Ne pas se fier aux titres
Grande nécrologie de Maurice Couve de Murville dans le Daily Telegraph de mercredi — mais avec ce visage rond et souriant il y avait manifestement erreur sur la photo? En fait, Couve est bien mort en 1999, « homme politique français, protestant, premier ministre pendant 11 mois… ». Son homonyme britannique était lui archevêque catholique romain de Birmingham jusqu’en 1999.

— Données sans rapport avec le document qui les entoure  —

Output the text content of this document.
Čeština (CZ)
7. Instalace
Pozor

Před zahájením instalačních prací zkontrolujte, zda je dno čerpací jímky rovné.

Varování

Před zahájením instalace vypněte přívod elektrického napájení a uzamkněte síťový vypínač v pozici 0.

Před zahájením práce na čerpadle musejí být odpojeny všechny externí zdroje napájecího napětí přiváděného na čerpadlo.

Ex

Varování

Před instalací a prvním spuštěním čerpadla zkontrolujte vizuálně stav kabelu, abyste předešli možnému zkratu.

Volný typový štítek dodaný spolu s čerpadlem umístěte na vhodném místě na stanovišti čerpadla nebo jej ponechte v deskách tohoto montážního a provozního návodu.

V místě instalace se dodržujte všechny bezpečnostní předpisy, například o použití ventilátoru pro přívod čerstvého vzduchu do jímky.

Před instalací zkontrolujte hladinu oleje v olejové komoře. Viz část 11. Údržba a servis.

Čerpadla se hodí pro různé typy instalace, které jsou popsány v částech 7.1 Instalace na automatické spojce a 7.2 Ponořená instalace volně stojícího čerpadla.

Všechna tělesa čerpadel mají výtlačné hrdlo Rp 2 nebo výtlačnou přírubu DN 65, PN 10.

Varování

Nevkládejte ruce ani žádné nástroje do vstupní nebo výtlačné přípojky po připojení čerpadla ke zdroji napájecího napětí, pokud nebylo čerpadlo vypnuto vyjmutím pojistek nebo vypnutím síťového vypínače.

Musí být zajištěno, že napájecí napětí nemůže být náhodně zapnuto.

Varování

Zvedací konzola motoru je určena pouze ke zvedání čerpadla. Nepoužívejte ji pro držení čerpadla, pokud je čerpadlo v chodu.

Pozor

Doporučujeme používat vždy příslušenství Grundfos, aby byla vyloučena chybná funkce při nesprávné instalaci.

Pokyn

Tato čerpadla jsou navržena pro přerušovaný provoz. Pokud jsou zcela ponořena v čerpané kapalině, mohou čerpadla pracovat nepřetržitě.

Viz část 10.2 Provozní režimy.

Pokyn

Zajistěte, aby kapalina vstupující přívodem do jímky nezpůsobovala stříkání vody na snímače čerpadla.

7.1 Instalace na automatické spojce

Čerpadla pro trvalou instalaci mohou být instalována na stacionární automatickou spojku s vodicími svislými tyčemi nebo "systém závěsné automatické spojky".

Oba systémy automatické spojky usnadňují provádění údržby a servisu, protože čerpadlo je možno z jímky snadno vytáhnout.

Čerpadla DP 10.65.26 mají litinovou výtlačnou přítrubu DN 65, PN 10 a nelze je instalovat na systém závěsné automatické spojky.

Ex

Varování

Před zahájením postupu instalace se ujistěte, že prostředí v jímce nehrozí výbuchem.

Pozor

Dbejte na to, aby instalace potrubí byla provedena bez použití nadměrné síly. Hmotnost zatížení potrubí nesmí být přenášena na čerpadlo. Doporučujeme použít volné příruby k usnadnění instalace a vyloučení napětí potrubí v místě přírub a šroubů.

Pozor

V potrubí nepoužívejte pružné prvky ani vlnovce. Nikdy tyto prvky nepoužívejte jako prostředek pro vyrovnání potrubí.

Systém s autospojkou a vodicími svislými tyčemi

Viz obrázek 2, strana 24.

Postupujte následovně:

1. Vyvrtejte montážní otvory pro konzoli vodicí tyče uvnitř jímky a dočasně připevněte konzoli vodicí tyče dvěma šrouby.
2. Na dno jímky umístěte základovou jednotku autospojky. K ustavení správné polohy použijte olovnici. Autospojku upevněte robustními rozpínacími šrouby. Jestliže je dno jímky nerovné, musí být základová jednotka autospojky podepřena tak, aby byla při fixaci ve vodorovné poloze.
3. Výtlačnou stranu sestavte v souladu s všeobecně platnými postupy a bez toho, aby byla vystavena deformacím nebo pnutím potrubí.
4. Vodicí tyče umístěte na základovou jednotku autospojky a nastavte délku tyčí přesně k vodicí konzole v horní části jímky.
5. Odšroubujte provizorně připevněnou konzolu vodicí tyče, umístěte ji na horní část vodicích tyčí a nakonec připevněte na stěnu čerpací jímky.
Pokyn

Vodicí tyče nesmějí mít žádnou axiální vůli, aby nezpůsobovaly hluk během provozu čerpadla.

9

Hier c’est à un tout autre niveau qu’un titre sur toute la largeur de la page, dans Le Monde, induisait richement en erreur:
Royaume-Uni – Dans le discours du Trône, le premier ministre a présenté un programme axé sur la sécurité
M. Brown rompt avec la société libérale de M. Blair
Tout entier fondé sur un entretien du correspondant à Londres, Marc Roche, avec Howard Davies, un ancien dirigeant du patronat recruté par Gordon Brown dans son gouvernement, l’article obscurcit encore le sens, déjà pauvre, du mot « libéral » dans le vocabulaire politique français. Le titre restaure le sens classique: anti-autoritaire sur les questions de société. Mais c’est une absurdité[1]: sur la sécurité, les mesures policières, le contrôle de l’immigration Brown ne fait que continuer l’action de Blair[2]. Qui ne mériterait par ailleurs pas d’être décrite comme exclusivement sécuritaire. On retombe sur la triangulation familière à la Troisième Voie clinto-blairienne, très bien expliquée dans la fascinante biographie de l’ancien ministre David Blunkett (par Stephen Pollard) que je suis en train de terminer: l’action répressive se doit d’être efficace (comme l’école ne doit plus former des jeunes qui ne savent pas lire, écrire et compter, comme l’action sociale doit remettre au travail de préférence à payer des indemnités) pour inspirer confiance, car sans celle-ci il est illusoire de croire que la société peut accepter une politique ouverte.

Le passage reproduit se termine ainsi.